Жильбер побледнел; слезы ярости сверкнули у него на ресницах; его поджатые губы побелели.
– Мадемуазель, – дрожа, выговорил он, – не такое уж я ничтожество, чтобы не суметь возместить вам утрату чести.
Андреа выпрямилась.
– Если уж говорить об утрате чести, сударь, – надменно возразила она, – то речь идет о вашей чести, а не о моей. Что бы там ни было, честь моя незыблема, и только сочетавшись браком с вами, я покрою себя бесчестьем!
– Не думал я, – холодно и язвительно заметил Жильбер, – что женщина, которой предстоит стать матерью, заботится о чем-нибудь ином, кроме будущности своего ребенка.
– А y меня и в мыслях нет, что вы осмелитесь беспокоиться об этом, сударь, – парировала Андреа, глаза которой сверкнули.
– Напротив, я об этом беспокоюсь, мадемуазель, – отвечал Жильбер, начинавший поддаваться обуревавшему его ожесточению. – Я забочусь об этом, потому что не хочу, чтобы мой ребенок умер с голоду, как частенько случается в благородных семействах, где девицы толкуют честь по-своему. Люди различаются между собой по своим достоинствам; эту истину провозгласили те, кто обладает наибольшими достоинствами; я могу понять, что вы меня не любите: вы ведь не можете видеть мое сердце; я могу также понять, что вы меня презираете: ведь вы же не знаете моих мыслей; но никогда я не пойму, как вы можете лишать меня права заботиться о моем ребенке. Увы! Желая жениться на вас, я следовал не увлечению, не страсти, не честолюбивым притязаниям; я следовал велению долга и готов был стать вашим рабом, посвятить вам жизнь. О Боже! Никогда бы вам не пришлось носить мое имя; захоти вы – и я навеки остался бы для вас садовником Жильбером, это было бы только справедливо; но вам не следовало приносить в жертву собственное дитя. Вот триста тысяч ливров – я получил их от великодушного покровителя, который, думая обо мне лучше, чем вы, дал их мне как приданое к свадьбе. Если я женюсь на вас, эти деньги станут моими; но мне, мадемуазель, ничего не нужно – только глоток воздуха, покуда я жив, да могильная яма, когда я умру. Все, что есть у меня сверх того, я отдам ребенку. Вот, глядите, здесь триста тысяч ливров.
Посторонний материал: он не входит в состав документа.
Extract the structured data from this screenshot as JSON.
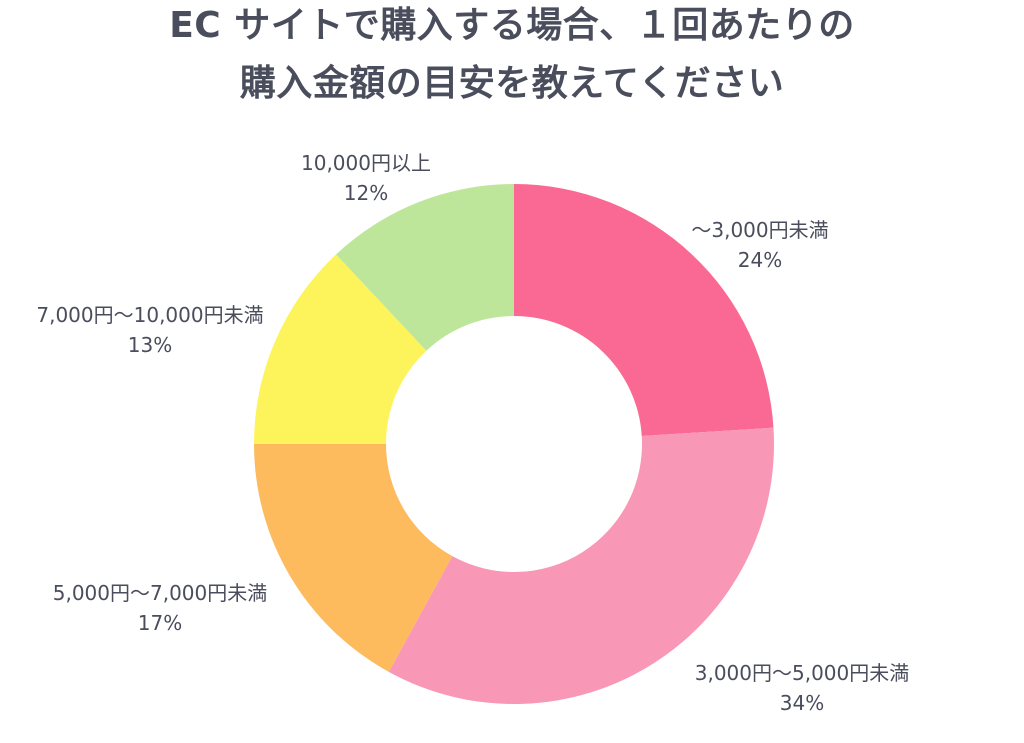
{
  "chart_data": {
    "type": "pie",
    "donut": true,
    "title_lines": [
      "EC サイトで購入する場合、１回あたりの",
      "購入金額の目安を教えてください"
    ],
    "categories": [
      "～3,000円未満",
      "3,000円～5,000円未満",
      "5,000円～7,000円未満",
      "7,000円～10,000円未満",
      "10,000円以上"
    ],
    "values": [
      24,
      34,
      17,
      13,
      12
    ],
    "value_labels": [
      "24%",
      "34%",
      "17%",
      "13%",
      "12%"
    ],
    "colors": [
      "#fa6994",
      "#f897b6",
      "#fdbb5d",
      "#fdf35b",
      "#bde69a"
    ],
    "start": "12 o'clock",
    "direction": "clockwise",
    "legend": "none"
  }
}
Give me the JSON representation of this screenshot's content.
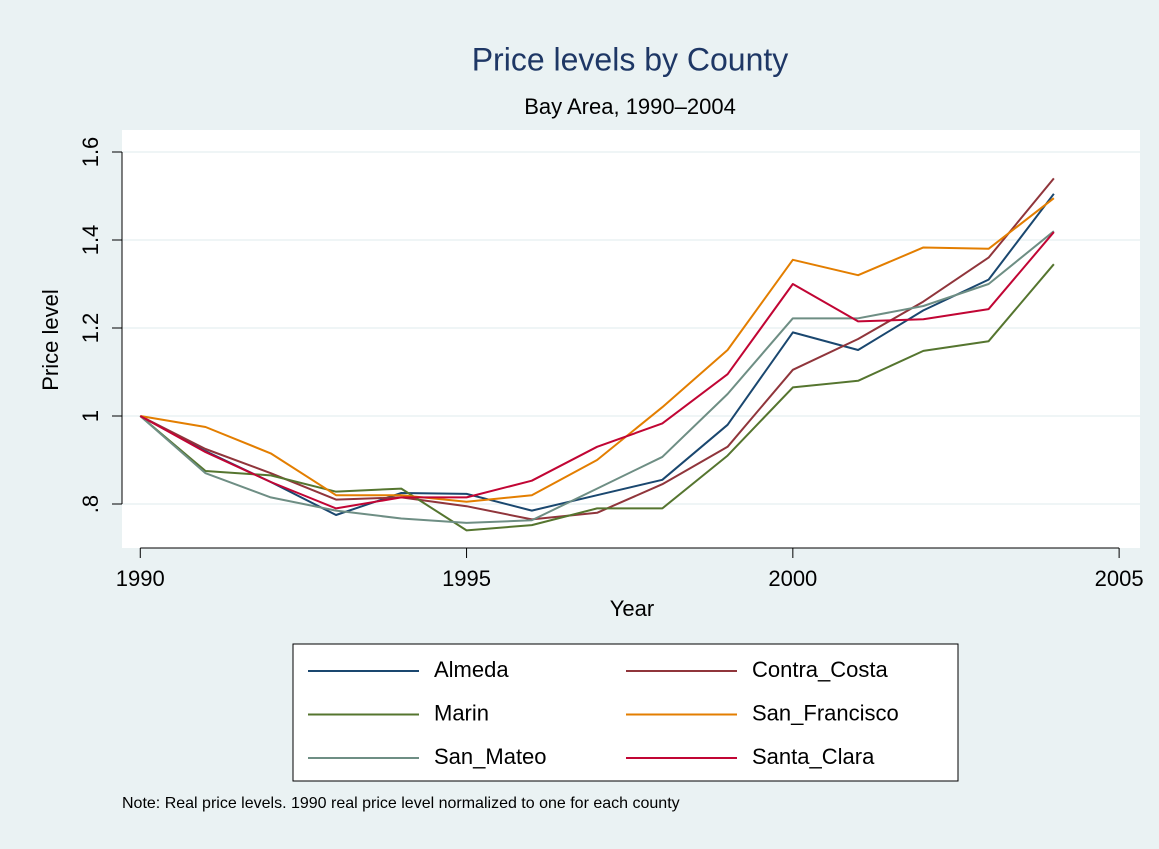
{
  "chart_data": {
    "type": "line",
    "title": "Price levels by County",
    "subtitle": "Bay Area, 1990–2004",
    "x_label": "Year",
    "y_label": "Price level",
    "note": "Note: Real price levels. 1990 real price level normalized to one for each county",
    "x": [
      1990,
      1991,
      1992,
      1993,
      1994,
      1995,
      1996,
      1997,
      1998,
      1999,
      2000,
      2001,
      2002,
      2003,
      2004
    ],
    "series": [
      {
        "name": "Almeda",
        "color": "#1a476f",
        "values": [
          1.0,
          0.92,
          0.85,
          0.775,
          0.825,
          0.823,
          0.785,
          0.82,
          0.855,
          0.98,
          1.19,
          1.15,
          1.24,
          1.31,
          1.505
        ]
      },
      {
        "name": "Contra_Costa",
        "color": "#90353b",
        "values": [
          1.0,
          0.925,
          0.87,
          0.81,
          0.815,
          0.795,
          0.765,
          0.78,
          0.845,
          0.93,
          1.105,
          1.175,
          1.26,
          1.36,
          1.54
        ]
      },
      {
        "name": "Marin",
        "color": "#55752f",
        "values": [
          1.0,
          0.875,
          0.865,
          0.828,
          0.835,
          0.74,
          0.752,
          0.79,
          0.79,
          0.91,
          1.065,
          1.08,
          1.148,
          1.17,
          1.345
        ]
      },
      {
        "name": "San_Francisco",
        "color": "#e37e00",
        "values": [
          1.0,
          0.975,
          0.915,
          0.82,
          0.82,
          0.805,
          0.82,
          0.9,
          1.02,
          1.15,
          1.355,
          1.32,
          1.383,
          1.38,
          1.495
        ]
      },
      {
        "name": "San_Mateo",
        "color": "#6e8e84",
        "values": [
          1.0,
          0.87,
          0.815,
          0.785,
          0.767,
          0.757,
          0.763,
          0.835,
          0.907,
          1.05,
          1.222,
          1.222,
          1.25,
          1.3,
          1.42
        ]
      },
      {
        "name": "Santa_Clara",
        "color": "#c10534",
        "values": [
          1.0,
          0.918,
          0.85,
          0.79,
          0.815,
          0.815,
          0.853,
          0.93,
          0.983,
          1.095,
          1.3,
          1.215,
          1.22,
          1.243,
          1.418
        ]
      }
    ],
    "xlim": [
      1989.72,
      2005.32
    ],
    "xticks": [
      1990,
      1995,
      2000,
      2005
    ],
    "ylim": [
      0.7,
      1.65
    ],
    "yticks": [
      {
        "value": 0.8,
        "label": ".8"
      },
      1,
      1.2,
      1.4,
      1.6
    ],
    "grid": true,
    "legend": "bottom"
  }
}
И он выложил на стол, рядом с рукой Андреа, стопку банкнот.
– Сударь, – возразила м-ль де Таверне, – вы жестоко заблуждаетесь: у вас нет ребенка.
– Как?
– О каком ребенке вы толкуете? – осведомилась Андреа.
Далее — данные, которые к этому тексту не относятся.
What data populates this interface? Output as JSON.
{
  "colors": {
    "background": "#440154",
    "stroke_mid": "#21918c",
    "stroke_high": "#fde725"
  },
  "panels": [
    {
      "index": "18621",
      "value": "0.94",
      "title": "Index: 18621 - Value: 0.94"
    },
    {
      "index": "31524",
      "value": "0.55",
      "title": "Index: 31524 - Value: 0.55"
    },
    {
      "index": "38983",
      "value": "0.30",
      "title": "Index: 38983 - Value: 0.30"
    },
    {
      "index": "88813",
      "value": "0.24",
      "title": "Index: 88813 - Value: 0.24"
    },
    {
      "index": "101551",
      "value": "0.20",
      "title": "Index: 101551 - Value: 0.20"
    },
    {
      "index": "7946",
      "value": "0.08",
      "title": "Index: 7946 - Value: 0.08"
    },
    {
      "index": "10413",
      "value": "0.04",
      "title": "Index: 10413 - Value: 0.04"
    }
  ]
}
– О том, который явится на свет благодаря вам. Ведь вы признались двум людям, вашему брату Филиппу и графу Бальзамо, что ждете ребенка, и виной тому – я, я, презренный!
– Ах, вы это слышали! – воскликнула Андреа. – Что ж, тем лучше, тем лучше! Тогда, сударь, вот вам мой ответ: вы учинили надо мной низкое насилие; вы овладели мною, когда я спала; вы овладели мною преступным путем; да, я мать, но у моего ребенка есть только мать, понимаете? Пускай вы насильно овладели мной, но отцом моего ребенка вы не будете!
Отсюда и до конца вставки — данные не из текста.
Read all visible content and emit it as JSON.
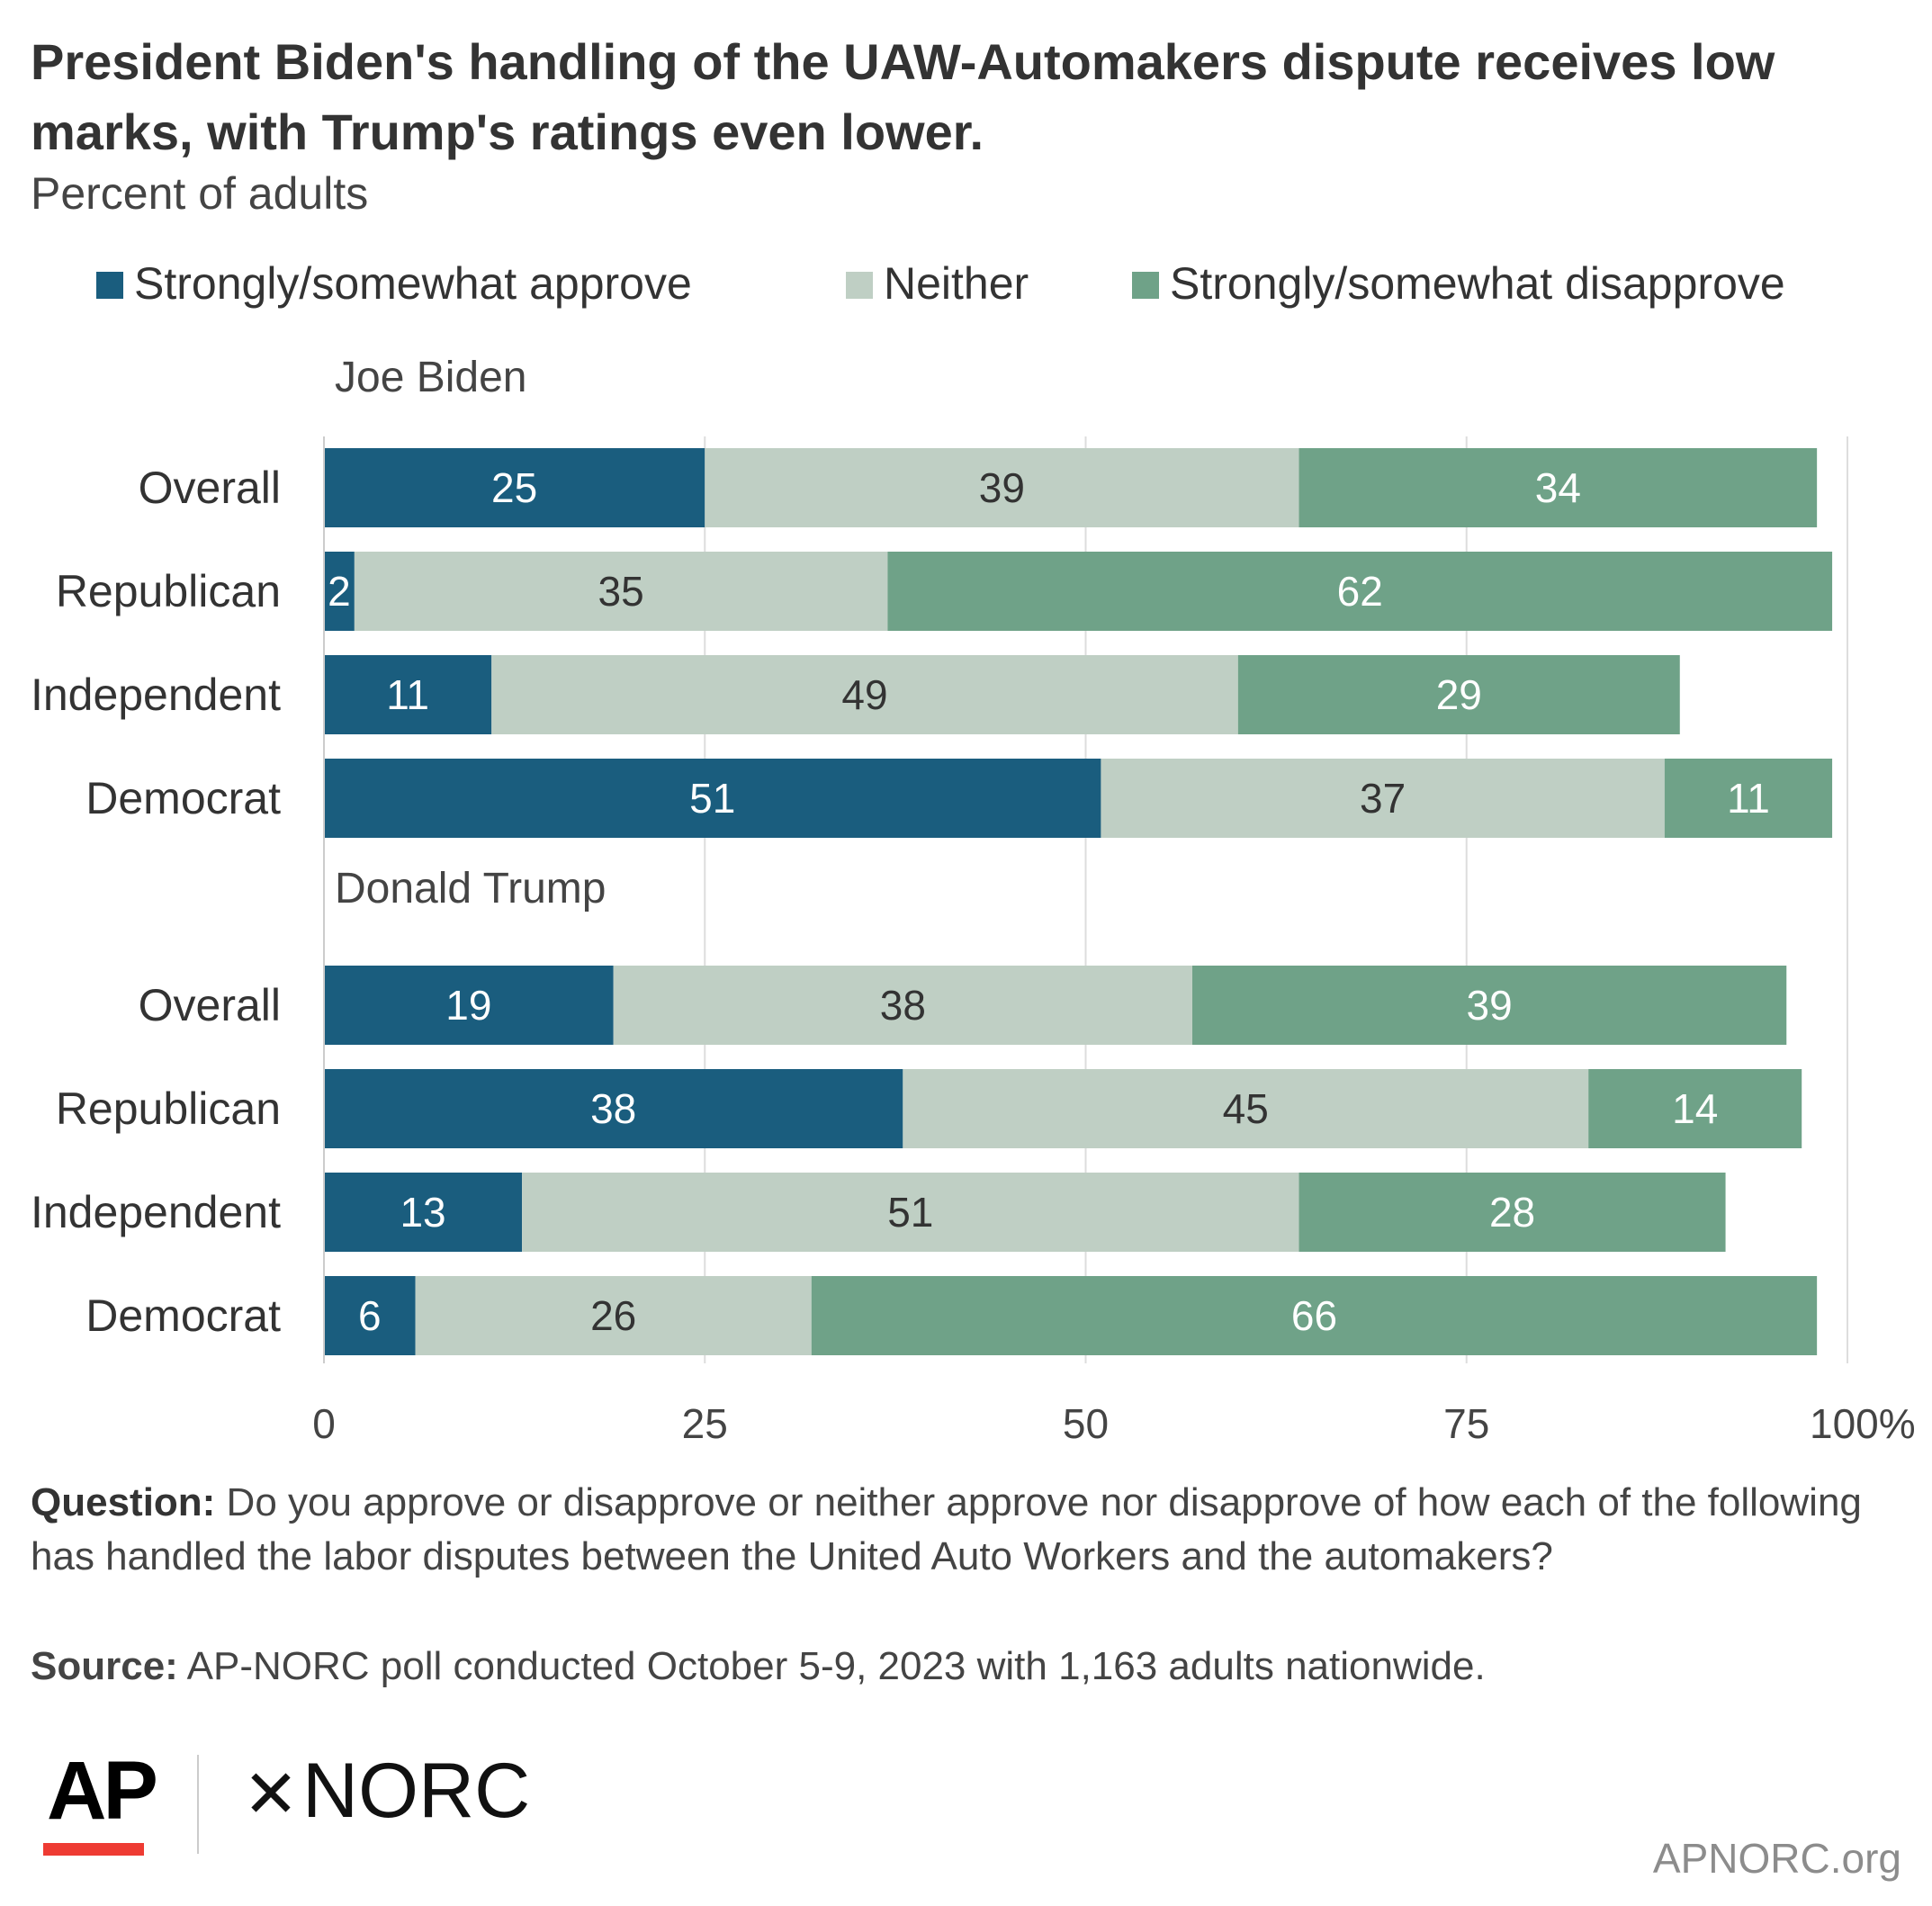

И схватив банкноты, она надменно вышвырнула их из комнаты, они упали прямо в лицо побледневшему, страдающему Жильберу.
В душе у него вскипела такая темная ярость, что ангелу-хранителю Андреа впору было еще раз затрепетать за свою подопечную.
Но приступ ярости был так силен, что исчерпал сам себя, и молодой человек прошел мимо Андреа, не бросив на нее ни единого взгляда.
Едва он переступил порог, она ринулась следом, затворила двери, жалюзи, окна, ставни, словно этими лихорадочными движениями надеялась положить пропасть между настоящим и минувшим!